Livia had put up her hand; she was never one to stay on the sidelines. "I was always told that Westerhaven gamers and preserves the cultures of other manifolds."

Serena nodded. "Yes, of course; and we'll try to do that here. We are the great integrators of the many threads of culture in Teven Coronal."

Livia put up her hand again. "I've had six people come up to me and tell me that what I need to do is make sure the drummers are shut down, so Westerhaven can recover their resources."

An awkward silence followed. Serena's take on Westerhaven had sounded like a quote straight out of the Fictional History. Livia had been raised to follow those values, but she was learning that the truth was always more complicated.

Finally Serena shrugged. "You need to vote with your heart, Livia — but remember that everything in Westerhaven is political."

Still chewing on this thought, Livia entered the carriage behind Serena's just as it began to move. They jolted down the dirt track that led off from the main road. Livia reached out with her senses and will, determined not to notice anything of Westerhaven: no buildings, no contrails. Her change of attitude and attention was noted by her neural implants and the mechology known as the tech locks; where there had been impenetrable underbrush, a pathway appeared leading into the woods. The horses joined this road without breaking stride.

She listened for rhythms in the sighing of the breeze, and soon she began to hear them. She listened for patterns in the chirping of the birds, and eventually, she heard music there. Even the clip-clop of the horses' hooves took on a complicated order, as Livia had been told it would. A sense of palpable presence began to build around the carriages, a subliminal excitement "We're close," Jachman murmured beside her.

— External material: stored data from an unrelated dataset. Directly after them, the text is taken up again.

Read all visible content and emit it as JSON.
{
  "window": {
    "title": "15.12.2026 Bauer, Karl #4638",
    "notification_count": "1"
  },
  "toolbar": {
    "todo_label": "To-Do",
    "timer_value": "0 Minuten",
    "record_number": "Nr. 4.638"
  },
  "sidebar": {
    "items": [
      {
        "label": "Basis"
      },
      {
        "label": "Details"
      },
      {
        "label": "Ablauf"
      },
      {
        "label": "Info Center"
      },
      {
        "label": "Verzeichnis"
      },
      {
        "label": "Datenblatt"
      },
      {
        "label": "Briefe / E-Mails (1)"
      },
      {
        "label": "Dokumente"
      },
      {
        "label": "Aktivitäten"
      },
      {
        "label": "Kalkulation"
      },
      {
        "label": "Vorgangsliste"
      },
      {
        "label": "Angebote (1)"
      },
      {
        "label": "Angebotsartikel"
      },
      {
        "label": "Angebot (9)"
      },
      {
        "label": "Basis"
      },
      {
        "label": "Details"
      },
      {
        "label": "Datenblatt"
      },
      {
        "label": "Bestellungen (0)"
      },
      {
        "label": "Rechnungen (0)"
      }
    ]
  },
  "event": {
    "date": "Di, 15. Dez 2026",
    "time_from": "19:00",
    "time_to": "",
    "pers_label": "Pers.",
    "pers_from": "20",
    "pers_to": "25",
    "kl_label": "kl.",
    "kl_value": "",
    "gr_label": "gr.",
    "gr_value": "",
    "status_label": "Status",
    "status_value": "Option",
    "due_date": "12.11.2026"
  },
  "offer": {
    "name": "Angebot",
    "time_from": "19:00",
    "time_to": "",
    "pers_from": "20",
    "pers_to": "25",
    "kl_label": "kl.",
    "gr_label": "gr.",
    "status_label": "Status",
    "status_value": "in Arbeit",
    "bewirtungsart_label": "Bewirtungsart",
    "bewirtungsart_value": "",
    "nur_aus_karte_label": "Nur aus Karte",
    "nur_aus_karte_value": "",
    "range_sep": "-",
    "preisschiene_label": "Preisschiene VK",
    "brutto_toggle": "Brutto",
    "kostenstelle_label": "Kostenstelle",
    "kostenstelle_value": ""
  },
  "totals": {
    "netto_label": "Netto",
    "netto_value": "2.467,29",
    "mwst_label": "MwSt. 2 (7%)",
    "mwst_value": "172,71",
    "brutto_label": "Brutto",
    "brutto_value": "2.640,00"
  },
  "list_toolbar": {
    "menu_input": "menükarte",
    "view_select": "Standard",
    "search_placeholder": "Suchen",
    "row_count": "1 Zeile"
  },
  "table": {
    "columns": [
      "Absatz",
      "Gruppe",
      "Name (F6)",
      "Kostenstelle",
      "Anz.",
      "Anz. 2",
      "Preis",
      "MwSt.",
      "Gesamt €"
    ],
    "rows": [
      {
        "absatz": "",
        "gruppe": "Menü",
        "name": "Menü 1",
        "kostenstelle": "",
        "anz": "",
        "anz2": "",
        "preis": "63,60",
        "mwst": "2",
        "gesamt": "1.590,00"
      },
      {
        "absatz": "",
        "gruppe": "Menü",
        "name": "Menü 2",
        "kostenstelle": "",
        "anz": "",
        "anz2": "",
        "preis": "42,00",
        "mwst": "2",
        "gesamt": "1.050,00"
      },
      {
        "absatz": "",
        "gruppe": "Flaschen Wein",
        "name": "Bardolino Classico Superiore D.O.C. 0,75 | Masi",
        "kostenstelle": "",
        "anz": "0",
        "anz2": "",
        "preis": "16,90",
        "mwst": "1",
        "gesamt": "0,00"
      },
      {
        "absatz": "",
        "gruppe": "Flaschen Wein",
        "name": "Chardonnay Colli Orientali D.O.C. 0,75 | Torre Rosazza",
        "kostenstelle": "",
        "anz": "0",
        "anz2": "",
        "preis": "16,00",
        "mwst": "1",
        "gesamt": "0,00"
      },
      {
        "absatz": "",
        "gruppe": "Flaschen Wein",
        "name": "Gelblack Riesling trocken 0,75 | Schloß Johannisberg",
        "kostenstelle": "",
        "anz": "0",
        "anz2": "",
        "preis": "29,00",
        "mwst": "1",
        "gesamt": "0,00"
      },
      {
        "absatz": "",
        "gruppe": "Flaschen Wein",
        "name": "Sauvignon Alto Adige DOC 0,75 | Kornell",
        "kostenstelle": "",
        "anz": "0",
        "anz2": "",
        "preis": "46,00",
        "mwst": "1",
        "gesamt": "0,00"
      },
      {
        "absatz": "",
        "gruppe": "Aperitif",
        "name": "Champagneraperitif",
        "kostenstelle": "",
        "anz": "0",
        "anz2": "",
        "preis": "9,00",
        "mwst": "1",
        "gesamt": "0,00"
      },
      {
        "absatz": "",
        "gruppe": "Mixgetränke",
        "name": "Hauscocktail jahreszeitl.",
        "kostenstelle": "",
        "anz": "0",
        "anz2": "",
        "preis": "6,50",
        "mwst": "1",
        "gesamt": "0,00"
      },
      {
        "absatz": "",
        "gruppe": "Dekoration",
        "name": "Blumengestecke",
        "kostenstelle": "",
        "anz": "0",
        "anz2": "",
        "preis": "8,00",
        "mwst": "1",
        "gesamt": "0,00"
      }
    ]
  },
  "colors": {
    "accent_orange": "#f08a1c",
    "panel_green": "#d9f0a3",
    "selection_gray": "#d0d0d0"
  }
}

Rene was having difficulty making the transition. He began to fade even as the drummers' city appeared around the trunks of the redwoods that walled the road. He tried to speak but no sound reached Livia's ears. The last thing she saw before he vanished was his frustrated, embarrassed frown. She couldn't help but smile at the boyishness of it.

He would be back, as soon as he'd managed to properly purge Westerhaven from his system of habits and responses. Meanwhile, they were at the drummers' ruins.

Once a thriving community had come together here to worship in ways that were difficult or impossible in other manifolds. In some places, such as Westerhaven, the pace of life was wrong for the drummers' style of contemplation; or the attitude to music interfered with what they were attempting. The ancient and powerful religions of Earth still held sway in other manifolds and would not permit any iconoclasts or experimenters. So they had made their own reality, one in keeping with their ideals. And for several generations, it had held strong.